But isn’t this better than a human? After all, where an algorithm is involved, the question shouldn’t be how good is it, but is it better (more accurate) and fairer (follows the criteria rules more consistently) than humans? This is a very ‘fair’ question, as humans can also be biased, incorrectly weight various factors and be overly reliant on heuristics or fast rules of thumb, particularly when making decisions under time pressure. But to truly answer this, we need more comparative studies of humans in action compared to the predictive tool, and more transparency about how accurate an algorithm actually is, rather than responses citing generic research about how much better statistical prediction tools are than humans. As Dressel and Farid recently showed, such assumptions should be tested in context.
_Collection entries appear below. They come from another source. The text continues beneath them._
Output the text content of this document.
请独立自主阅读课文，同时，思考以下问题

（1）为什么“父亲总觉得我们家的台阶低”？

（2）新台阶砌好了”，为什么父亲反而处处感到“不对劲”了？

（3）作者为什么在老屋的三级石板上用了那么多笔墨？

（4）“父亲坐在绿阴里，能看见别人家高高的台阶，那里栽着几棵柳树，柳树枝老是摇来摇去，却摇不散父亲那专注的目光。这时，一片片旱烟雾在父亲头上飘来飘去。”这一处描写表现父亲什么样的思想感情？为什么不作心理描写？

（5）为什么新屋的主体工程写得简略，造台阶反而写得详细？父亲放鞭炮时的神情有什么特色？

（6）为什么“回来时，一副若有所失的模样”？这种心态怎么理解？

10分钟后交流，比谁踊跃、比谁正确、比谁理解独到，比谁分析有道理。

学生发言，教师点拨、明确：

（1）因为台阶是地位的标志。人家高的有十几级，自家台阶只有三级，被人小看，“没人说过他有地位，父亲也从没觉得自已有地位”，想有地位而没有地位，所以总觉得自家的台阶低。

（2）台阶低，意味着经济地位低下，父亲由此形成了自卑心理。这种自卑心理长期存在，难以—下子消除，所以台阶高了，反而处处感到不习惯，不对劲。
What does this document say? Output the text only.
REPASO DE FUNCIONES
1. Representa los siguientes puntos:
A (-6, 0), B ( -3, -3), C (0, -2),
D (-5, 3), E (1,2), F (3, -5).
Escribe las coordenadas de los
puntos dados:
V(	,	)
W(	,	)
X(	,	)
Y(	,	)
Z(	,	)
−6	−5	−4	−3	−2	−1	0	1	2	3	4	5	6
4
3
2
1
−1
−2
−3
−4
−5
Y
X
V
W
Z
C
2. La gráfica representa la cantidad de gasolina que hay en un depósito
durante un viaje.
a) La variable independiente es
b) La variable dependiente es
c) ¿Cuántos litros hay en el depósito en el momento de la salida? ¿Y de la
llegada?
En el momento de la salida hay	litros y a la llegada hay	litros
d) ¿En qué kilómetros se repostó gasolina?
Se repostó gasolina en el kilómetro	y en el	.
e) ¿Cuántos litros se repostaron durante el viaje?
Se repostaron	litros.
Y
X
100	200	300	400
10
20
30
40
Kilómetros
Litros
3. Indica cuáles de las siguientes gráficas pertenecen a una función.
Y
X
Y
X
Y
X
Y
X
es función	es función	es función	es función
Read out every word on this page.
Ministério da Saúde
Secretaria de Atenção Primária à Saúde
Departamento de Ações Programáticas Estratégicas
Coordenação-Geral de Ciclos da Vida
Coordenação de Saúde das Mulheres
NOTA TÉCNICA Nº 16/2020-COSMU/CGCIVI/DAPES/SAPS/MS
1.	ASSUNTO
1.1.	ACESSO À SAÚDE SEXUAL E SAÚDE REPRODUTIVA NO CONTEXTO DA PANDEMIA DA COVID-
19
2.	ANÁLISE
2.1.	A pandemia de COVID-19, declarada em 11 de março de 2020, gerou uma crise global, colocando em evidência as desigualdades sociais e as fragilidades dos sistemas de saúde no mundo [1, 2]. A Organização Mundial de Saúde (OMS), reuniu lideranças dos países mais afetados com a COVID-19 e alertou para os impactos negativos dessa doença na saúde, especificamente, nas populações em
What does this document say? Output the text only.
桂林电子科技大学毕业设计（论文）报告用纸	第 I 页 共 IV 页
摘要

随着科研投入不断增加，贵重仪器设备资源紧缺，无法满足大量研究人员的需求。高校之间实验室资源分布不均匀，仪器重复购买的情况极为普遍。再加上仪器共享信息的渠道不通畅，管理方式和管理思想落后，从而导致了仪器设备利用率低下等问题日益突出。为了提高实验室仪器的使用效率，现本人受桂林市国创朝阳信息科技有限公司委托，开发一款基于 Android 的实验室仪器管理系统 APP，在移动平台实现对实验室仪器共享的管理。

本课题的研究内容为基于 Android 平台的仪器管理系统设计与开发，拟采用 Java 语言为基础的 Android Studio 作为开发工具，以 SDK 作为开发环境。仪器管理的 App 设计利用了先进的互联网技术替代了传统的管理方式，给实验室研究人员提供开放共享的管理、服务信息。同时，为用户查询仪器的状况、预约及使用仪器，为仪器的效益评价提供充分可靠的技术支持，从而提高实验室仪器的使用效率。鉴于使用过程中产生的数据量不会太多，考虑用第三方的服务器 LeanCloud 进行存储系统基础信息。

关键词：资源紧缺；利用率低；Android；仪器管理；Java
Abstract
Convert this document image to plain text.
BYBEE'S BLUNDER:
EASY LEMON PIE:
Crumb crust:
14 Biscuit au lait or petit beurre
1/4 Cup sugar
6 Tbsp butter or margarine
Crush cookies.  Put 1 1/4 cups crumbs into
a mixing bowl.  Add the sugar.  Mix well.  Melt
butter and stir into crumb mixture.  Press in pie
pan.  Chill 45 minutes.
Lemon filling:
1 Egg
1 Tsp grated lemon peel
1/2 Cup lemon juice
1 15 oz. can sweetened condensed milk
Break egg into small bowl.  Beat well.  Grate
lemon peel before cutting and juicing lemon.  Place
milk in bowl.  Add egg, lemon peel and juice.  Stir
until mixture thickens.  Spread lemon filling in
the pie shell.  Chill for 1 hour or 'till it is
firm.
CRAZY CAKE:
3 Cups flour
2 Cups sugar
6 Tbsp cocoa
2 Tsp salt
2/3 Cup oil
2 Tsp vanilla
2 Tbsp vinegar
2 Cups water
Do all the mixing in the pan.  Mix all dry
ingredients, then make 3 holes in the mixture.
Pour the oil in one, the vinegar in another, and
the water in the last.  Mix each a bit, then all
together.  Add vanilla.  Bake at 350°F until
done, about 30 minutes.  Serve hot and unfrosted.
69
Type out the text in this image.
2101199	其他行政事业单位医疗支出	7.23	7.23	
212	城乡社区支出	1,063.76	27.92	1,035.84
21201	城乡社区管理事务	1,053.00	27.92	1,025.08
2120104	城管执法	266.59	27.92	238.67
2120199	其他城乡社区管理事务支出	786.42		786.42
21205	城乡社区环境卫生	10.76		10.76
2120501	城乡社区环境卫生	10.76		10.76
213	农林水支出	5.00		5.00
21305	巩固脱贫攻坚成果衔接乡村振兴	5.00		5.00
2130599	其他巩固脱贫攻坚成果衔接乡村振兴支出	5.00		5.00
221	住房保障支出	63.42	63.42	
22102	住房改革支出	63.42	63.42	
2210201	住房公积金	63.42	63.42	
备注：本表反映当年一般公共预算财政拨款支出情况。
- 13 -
They found that random humans recruited on the internet were just as good as predicting crime recidivism as the COMPAS predictive tool, and so was a very simply two factor checklist.  Other meta studies conclude that while actuarial or statistical tools are often more accurate than humans, they are not always, and that it really depends on the context, type of decision, and the decision-maker (See Baartelink et al., 2015 for an overview of these in child protection). Some common errors of reasoning can be amenable to educative and reflective correction, while others less so.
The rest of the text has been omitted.